UPDATE: This from James Taranto:
“And here is the AP’s rebuttal:
The law’s bronze plan isn’t exactly robust coverage. It would require policyholders to spend thousands of dollars of their own money before insurance kicks in. That’s how catastrophic coverage works now.
It means anyone–particularly younger, healthy people–can satisfy the health care law’s insurance requirement without paying full freight for comprehensive coverage they may not need. . . .
On the surface, the minimum benefits requirement does seem to mandate comprehensive coverage. But another provision of the law works in the opposite direction, and the two have to be weighed together.
This second provision allows insurance companies to sell policies that have widely different levels of annual deductibles and copayments. A “platinum” plan would cover 90 percent of expected health care expenses, but on the bottom tier a bronze plan only covers 60 percent. Employer plans now cover about 80 percent.

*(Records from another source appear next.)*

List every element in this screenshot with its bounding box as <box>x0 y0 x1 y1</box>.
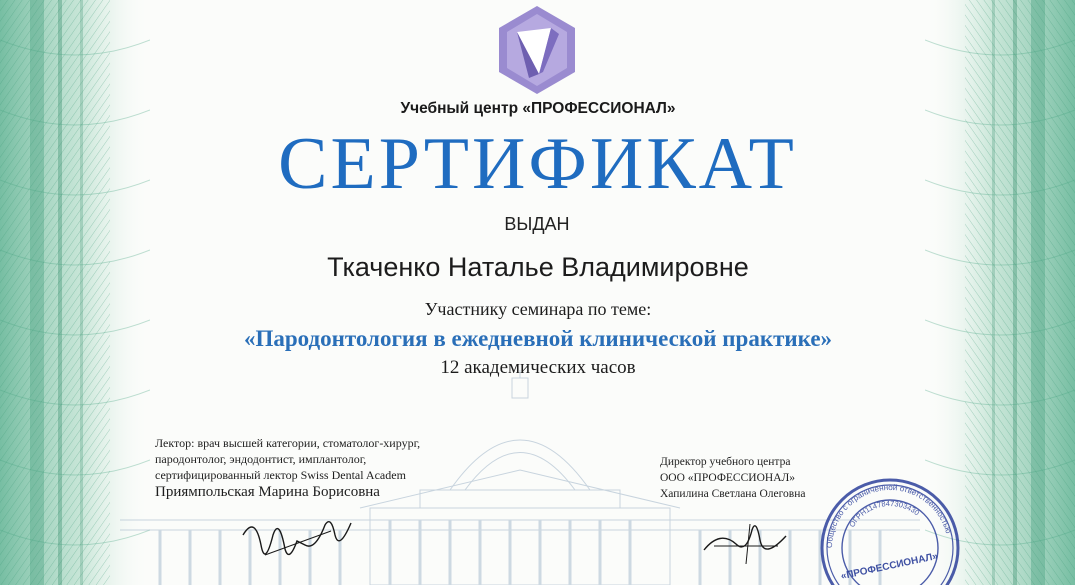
svg-text:«ПРОФЕССИОНАЛ»: «ПРОФЕССИОНАЛ» <box>840 550 939 583</box>
svg-text:Общество с ограниченной ответс: Общество с ограниченной ответственностью <box>824 482 954 549</box>
training-center-logo <box>495 4 579 96</box>
company-seal-stamp <box>815 473 965 585</box>
lecturer-description <box>155 435 465 483</box>
lecturer-name: Приямпольская Марина Борисовна <box>155 484 380 500</box>
issued-label: ВЫДАН <box>504 214 570 234</box>
director-line: ООО «ПРОФЕССИОНАЛ» <box>660 472 796 484</box>
director-line: Директор учебного центра <box>660 456 791 468</box>
academic-hours: 12 академических часов <box>440 357 636 378</box>
participant-label: Участнику семинара по теме: <box>424 299 652 319</box>
svg-text:ОГРН1147847303430: ОГРН1147847303430 <box>847 498 922 529</box>
certificate-title: СЕРТИФИКАТ <box>278 123 797 205</box>
recipient-name: Ткаченко Наталье Владимировне <box>327 252 749 282</box>
lecturer-description-line: пародонтолог, эндодонтист, имплантолог, <box>155 452 367 466</box>
director-signature <box>700 510 790 570</box>
seminar-topic: «Пародонтология в ежедневной клинической практике» <box>243 326 833 351</box>
organization-name: Учебный центр «ПРОФЕССИОНАЛ» <box>400 100 676 117</box>
lecturer-description-line: Лектор: врач высшей категории, стоматолог-хирург, <box>155 436 421 450</box>
lecturer-description-line: сертифицированный лектор Swiss Dental Academ <box>155 468 406 482</box>
lecturer-signature <box>235 505 355 575</box>
director-line: Хапилина Светлана Олеговна <box>660 488 806 500</box>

Do you see the problem here? The AP is confusing a difference of degree (coverage at 60% vs. 80% or 90%) with a difference of kind (coverage of catastrophic vs. inessential services). Bronze-plan buyers would still have to purchase coverage for all the services the chief justice mentioned, it’s just that the policy is cheaper because the benefits are less.
The bronze catastrophic benefits are less, too, so that the ObamaCare policy would be a lousy deal for someone who needs catastrophic coverage but not all the mandatory bells and whistles.”